Um tenente da Polícia Militar de Goiás foi morto a tiros por um ex-soldado. A família do oficial foi à Justiça pedir danos morais e o Estado foi condenado ao pagamento de R$ 30 mil. Houve recurso ao Superior Tribunal de Justiça (STJ), onde o ministro Benedito Gonçalves, da 1ª Turma, em decisão publicada em 10/8/2011, acolhida por unanimidade, entendeu que esse valor não era exorbitante, pois a morte foi “motivada por vingança em razão do exercício do cargo público por ele ocupado e ocasionada por comprovada negligência estatal”, e ressaltou que “…o Tribunal de Justiça do Estado de Goiás, analisando o conjunto fático probatórios dos autos, concluiu que o Estado de Goiás deveria ser responsabilizado, por não ter tomado as providências que estavam a seu alcance para proteger a vítima, tenente da Polícia Militar que participou do procedimento disciplinar administrativo instaurado contra seu algoz, ex-soldado da Polícia Militar, mesmo tendo ciência das ameaças de morte que estavam sendo realizadas”. Desse modo, o recurso não foi aceito e a sentença, de R$ 30 mil, a título de danos morais, pela morte do filho, foi mantida em favor dos seus pais.

Já em 15/9/11 foi publicada a decisão do Recurso Especial nº. 1.210.778, julgado pelo STJ, pela mesma 1ª Turma, também por unanimidade. Nesse processo, contudo, o relatório ficou a cargo do ministro Arnaldo Esteves Lima. Discutiu-se indenização por dano moral decorrente da morte em serviço de um cabo do Exército, causada em acidente automobilístico, onde o motorista da viatura, um soldado, foi condenado por homicídio culposo (quando não há a intenção de matar).

O caso teve início em Santa Catarina, onde o juiz que primeiro analisou o caso entendeu pela inexistência de danos morais e no não acolhimento do pedido da promoção para o posto hierarquicamente superior (sargento).

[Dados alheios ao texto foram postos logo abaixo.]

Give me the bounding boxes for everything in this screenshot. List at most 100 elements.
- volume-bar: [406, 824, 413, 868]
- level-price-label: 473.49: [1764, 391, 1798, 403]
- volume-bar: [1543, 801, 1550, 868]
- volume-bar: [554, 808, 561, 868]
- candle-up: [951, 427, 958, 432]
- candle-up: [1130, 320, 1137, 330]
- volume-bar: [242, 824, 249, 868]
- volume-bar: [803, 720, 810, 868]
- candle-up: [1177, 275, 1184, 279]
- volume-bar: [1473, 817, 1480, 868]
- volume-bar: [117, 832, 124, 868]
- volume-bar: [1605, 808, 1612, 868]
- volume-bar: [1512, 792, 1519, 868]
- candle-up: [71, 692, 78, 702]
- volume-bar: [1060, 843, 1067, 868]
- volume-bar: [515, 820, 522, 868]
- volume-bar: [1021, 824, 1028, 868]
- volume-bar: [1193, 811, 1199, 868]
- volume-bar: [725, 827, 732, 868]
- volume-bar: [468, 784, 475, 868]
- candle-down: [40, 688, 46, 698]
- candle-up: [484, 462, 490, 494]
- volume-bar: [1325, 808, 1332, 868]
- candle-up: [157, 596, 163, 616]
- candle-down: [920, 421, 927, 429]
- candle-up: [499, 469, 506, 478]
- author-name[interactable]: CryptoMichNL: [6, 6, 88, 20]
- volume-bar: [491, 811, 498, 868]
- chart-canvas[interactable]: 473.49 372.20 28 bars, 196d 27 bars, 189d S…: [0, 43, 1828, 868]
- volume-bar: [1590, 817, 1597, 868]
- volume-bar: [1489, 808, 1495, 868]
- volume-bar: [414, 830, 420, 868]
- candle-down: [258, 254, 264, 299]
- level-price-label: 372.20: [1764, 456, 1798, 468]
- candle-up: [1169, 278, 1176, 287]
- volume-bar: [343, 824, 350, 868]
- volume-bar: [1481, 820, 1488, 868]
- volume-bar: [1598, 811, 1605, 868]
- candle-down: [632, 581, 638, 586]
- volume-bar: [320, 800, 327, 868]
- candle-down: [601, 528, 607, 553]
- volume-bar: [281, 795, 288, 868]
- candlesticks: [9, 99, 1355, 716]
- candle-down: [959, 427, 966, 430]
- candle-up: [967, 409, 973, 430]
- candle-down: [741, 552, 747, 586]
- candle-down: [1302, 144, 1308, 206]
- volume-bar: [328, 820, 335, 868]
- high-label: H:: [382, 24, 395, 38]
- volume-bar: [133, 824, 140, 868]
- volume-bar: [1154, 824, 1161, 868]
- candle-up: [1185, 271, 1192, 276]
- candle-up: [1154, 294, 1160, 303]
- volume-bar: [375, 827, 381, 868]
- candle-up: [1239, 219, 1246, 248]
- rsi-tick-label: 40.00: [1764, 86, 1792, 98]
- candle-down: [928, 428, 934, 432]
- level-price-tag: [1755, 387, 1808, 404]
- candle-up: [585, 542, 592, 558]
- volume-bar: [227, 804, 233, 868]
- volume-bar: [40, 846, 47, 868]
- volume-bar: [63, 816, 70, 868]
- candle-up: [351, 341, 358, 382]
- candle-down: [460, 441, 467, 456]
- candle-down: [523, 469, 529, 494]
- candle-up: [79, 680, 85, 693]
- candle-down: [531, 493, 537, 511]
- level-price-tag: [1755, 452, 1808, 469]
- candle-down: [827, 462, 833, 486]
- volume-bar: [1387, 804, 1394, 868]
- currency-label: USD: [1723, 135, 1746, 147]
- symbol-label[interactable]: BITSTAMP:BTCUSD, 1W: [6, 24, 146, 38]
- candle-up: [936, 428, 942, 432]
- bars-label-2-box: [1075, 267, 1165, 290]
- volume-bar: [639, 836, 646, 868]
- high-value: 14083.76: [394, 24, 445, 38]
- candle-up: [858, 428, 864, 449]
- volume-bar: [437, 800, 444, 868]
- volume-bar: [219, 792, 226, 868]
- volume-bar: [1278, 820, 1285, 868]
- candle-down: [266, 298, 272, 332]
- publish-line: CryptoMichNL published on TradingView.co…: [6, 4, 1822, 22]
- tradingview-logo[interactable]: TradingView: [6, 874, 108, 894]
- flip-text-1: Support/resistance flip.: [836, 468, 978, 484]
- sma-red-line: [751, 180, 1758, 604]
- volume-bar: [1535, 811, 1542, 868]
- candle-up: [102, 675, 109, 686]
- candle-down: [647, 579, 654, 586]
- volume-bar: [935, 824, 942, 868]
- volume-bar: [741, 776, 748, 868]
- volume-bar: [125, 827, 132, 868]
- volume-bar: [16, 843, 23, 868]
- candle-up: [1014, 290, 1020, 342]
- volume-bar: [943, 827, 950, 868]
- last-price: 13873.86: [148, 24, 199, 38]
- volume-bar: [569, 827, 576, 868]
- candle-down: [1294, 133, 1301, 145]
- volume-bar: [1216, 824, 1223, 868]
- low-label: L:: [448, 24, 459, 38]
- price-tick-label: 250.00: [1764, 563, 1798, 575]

A família recorreu para o Tribunal Regional Federal da 4ª Região, onde os desembargadores entenderam que a promoção ao posto de sargento era devida, mas não o pedido de danos morais.

Inconformada, a família levou o caso ao STJ, onde o relator, ministro Arnaldo Esteves, discorreu no seu voto que, comprovado que a causa do acidente foi a má direção do motorista da viatura, o Estado deve ser responsabilizado.

“Se é certo que eventuais acidentes em serviço envolvendo viaturas militares possam ser enquadrados dentro do risco inerente à própria atividade militar, não é menos certo que deve ser considerada extremamente improvável que a morte de um militar ocorra em razão de homicídio praticado por um subordinado seu”.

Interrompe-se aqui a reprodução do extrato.